Pessoa, penso eu, até lhe fez um poema: O BRAÇO SEM CORPO BANDINDO UM GLÁDIO. E o heroico braço arrancado de João, com armadura e tudo, lhe atravessou os sonhos…

Poeta e fingidor que sou, tornei-me eu um joão, isto é, algum; qualquer um.

Despersonalizei-me na persona do pedinte falso-aleijado.

Uma personagem da tacanha capital colonial. De janeiro a janeiro, esse rio de ruas onde ninguém é o que é: Cariocas do caos!

 

Afinal, na Cidade Maravilhosa não posso ser, também eu, uma maravilha?

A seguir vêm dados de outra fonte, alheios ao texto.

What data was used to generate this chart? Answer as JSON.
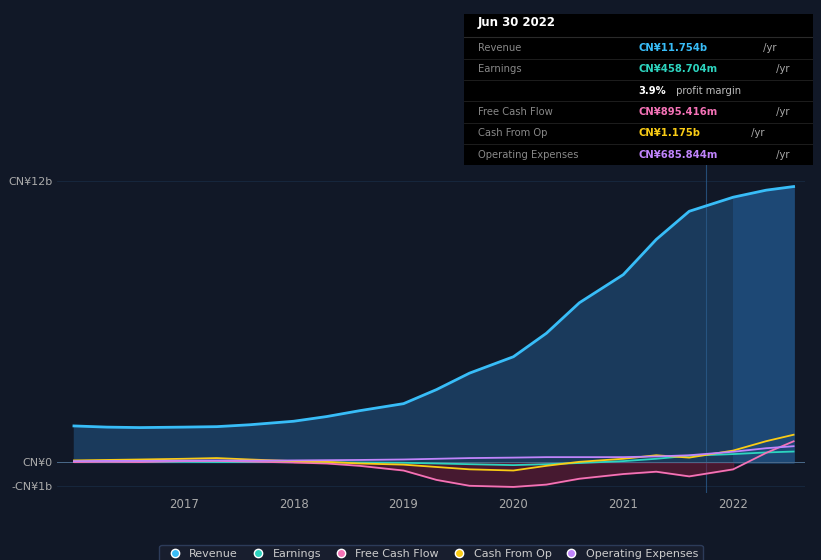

Talvez, como tantos, andasse eu pelos arcos da Lapa declamando poemas ininteligíveis. O décimo bêbado equilibrista de hoje…

Talvez convencesse, actor sem palco, que minhas misérias merecem a atenção do respeitável público…

Talvez bebesse até cair e acordasse sem calças com a cabeça na guia da calçada sob o sol d'um sábado de praia m'estraçalhando as ideias com sua realidade extrema.

Olham para mim e dizem:

 - "Não passa d'um merda! Vive de linguiça frita e fardos de cerveja barata. Mora n'um barracão de dois cômodos, seu existensminimum… Roda de cêgê-zinha varando a Metrópole de ponta a ponta atrás de freelas de fome! No mais, escrever feito um louco e pagar para ser lido em antologias aleatórias. Quando dá na telha, s'embriaga madrugada afora como fosse um profeta do nada: Outro fodido na noite do Rio de Janeiro".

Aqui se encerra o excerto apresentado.